Христианум Империум, или Ариэля больше нет. Том III

22
18
20
22
24
26
28
30

– Больше двух человек.

– А как ты будешь отличать язычников, которых ты готов терпеть, от тех, которых ты терпеть не готов?

– Критерий простой и вполне объективный. Культы, практикующие человеческие жертвоприношения, не получат право на создание религиозных групп.

– Суровый у нас император.

– Так не в бирюльки играем.

– Это точно. Ну что ж, ваше величество, я согласен с предложенными вами основными принципами религиозного законодательства. Если моё согласие имеет для вас значение.

– Безусловно, имеет.

– Но ты пришёл ко мне не для того, чтобы советоваться, а только для того, чтобы довести свою волю до моего сведения.

– Но я был готов к полемике и уступкам.

– А я вот не потребовал уступок. Не потому что ты такой страшный. И не потому что мне лень было подумать. Просто потому что я разделяю твои принципы. Но, как известно, черт сидит в деталях. Когда набросаете проект религиозного законодательства, принесите его нам, в случае необходимости обсудим, внесём коррективы.

– Обязательно, ваше святейшество.

– И впредь все вопросы религиозного характера просил бы согласовывать с Церковью.
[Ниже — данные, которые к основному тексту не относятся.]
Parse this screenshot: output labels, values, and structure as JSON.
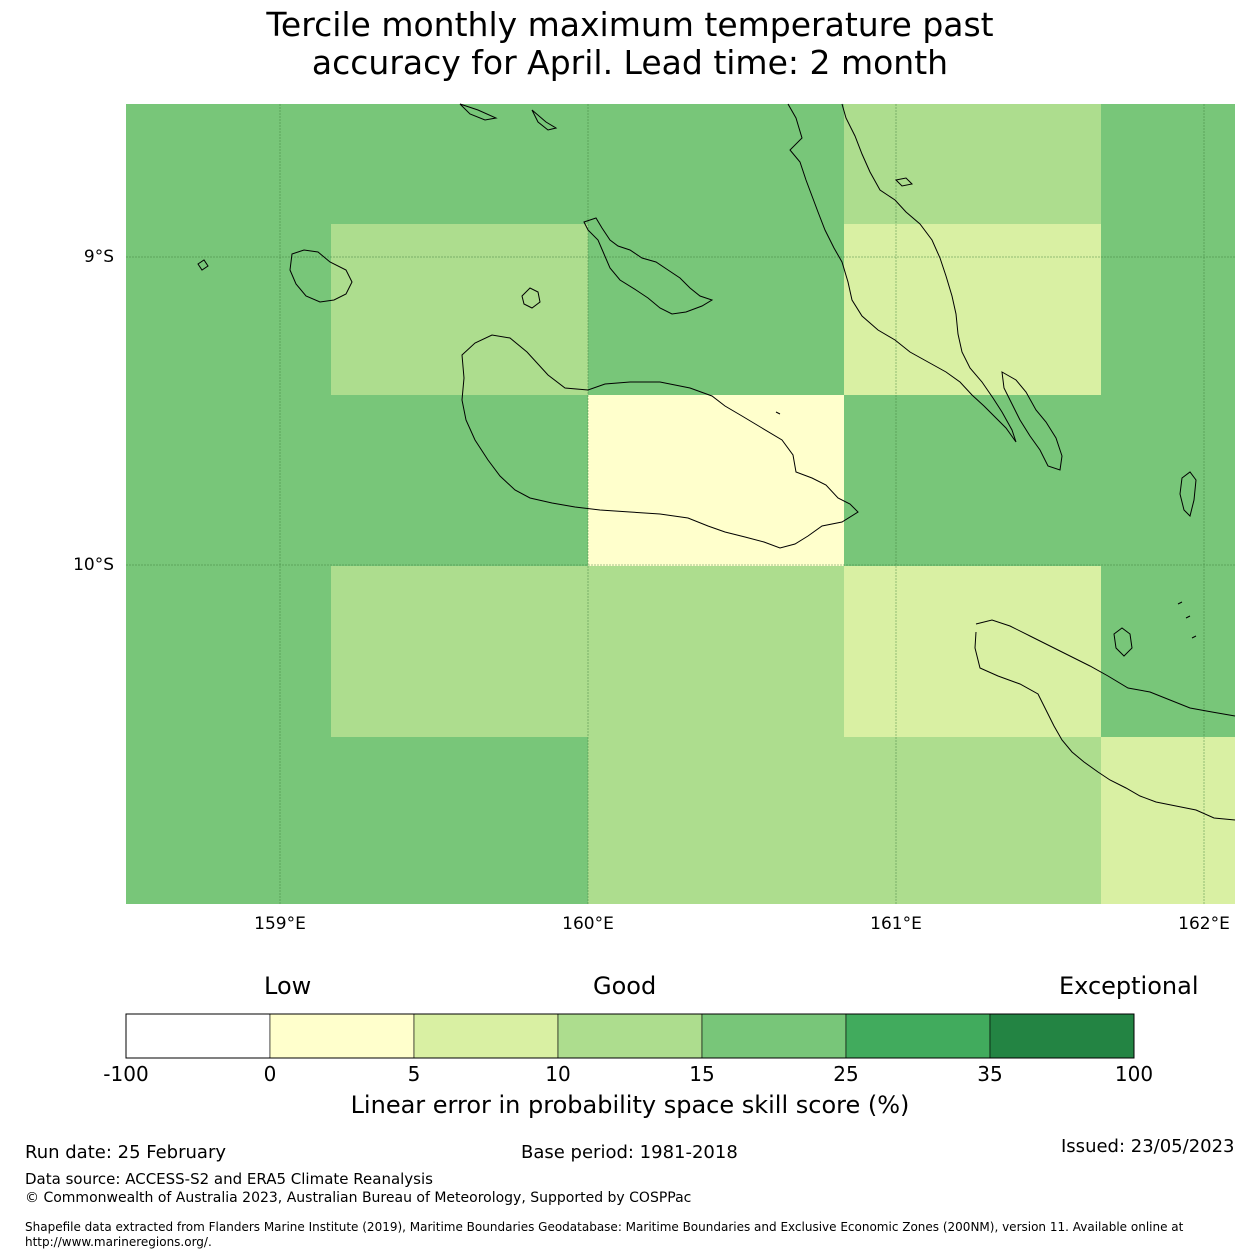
{
  "title_line1": "Tercile monthly maximum temperature past",
  "title_line2": "accuracy for April. Lead time: 2 month",
  "map": {
    "lat_labels": [
      "9°S",
      "10°S"
    ],
    "lon_labels": [
      "159°E",
      "160°E",
      "161°E",
      "162°E"
    ],
    "cells": [
      {
        "band": "15-25",
        "color": "#78c679"
      },
      {
        "band": "10-15",
        "color": "#addd8e"
      },
      {
        "band": "5-10",
        "color": "#d9f0a3"
      },
      {
        "band": "0-5",
        "color": "#ffffcc"
      }
    ]
  },
  "legend": {
    "category_labels": [
      "Low",
      "Good",
      "Exceptional"
    ],
    "tick_labels": [
      "-100",
      "0",
      "5",
      "10",
      "15",
      "25",
      "35",
      "100"
    ],
    "colors": [
      "#ffffff",
      "#ffffcc",
      "#d9f0a3",
      "#addd8e",
      "#78c679",
      "#41ab5d",
      "#238443"
    ],
    "title": "Linear error in probability space skill score (%)"
  },
  "footer": {
    "run_date": "Run date: 25 February",
    "base_period": "Base period: 1981-2018",
    "issued": "Issued: 23/05/2023",
    "data_source": "Data source: ACCESS-S2 and ERA5 Climate Reanalysis",
    "copyright": "© Commonwealth of Australia 2023, Australian Bureau of Meteorology, Supported by COSPPac",
    "shapefile": "Shapefile data extracted from Flanders Marine Institute (2019), Maritime Boundaries Geodatabase: Maritime Boundaries and Exclusive Economic Zones (200NM), version 11. Available online at http://www.marineregions.org/."
  }
}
– Иное не счёл бы возможным.

Глава IX, в которой на Северина

обрушиваются новые испытания

Через несколько месяцев пребывания в орденсбурге суровый аскетический быт почти перестал угнетать Северина, а физические перегрузки уже не казались такими мучительными. Недоедание и недосыпание постепенно стали для него нормой, теперь он чувствовал, что еды и сна они получают достаточно, большего организму и не надо, но разбалованный организм требует того, в чем не имеет необходимости, бунтует, капризничает, плачет, посылает сигналы бедствия. Организм врёт о том, что находится на последнем издыхании, но когда понимает, что его враньё не проходит, смиряется и довольствуется тем, что получает, а вскоре уже и веселится от того, что его не перегружают избыточной пищей и сном.

Северин чувствовал, что его тело крепнет с каждым днём, утренний кросс и физические упражнения вскоре стали для него забавой. Впрочем, коварный Марк словно узнал об этом и удвоил нагрузку. Опять стало тошно, но он опять втянулся, хотя и на пределе своих возможностей.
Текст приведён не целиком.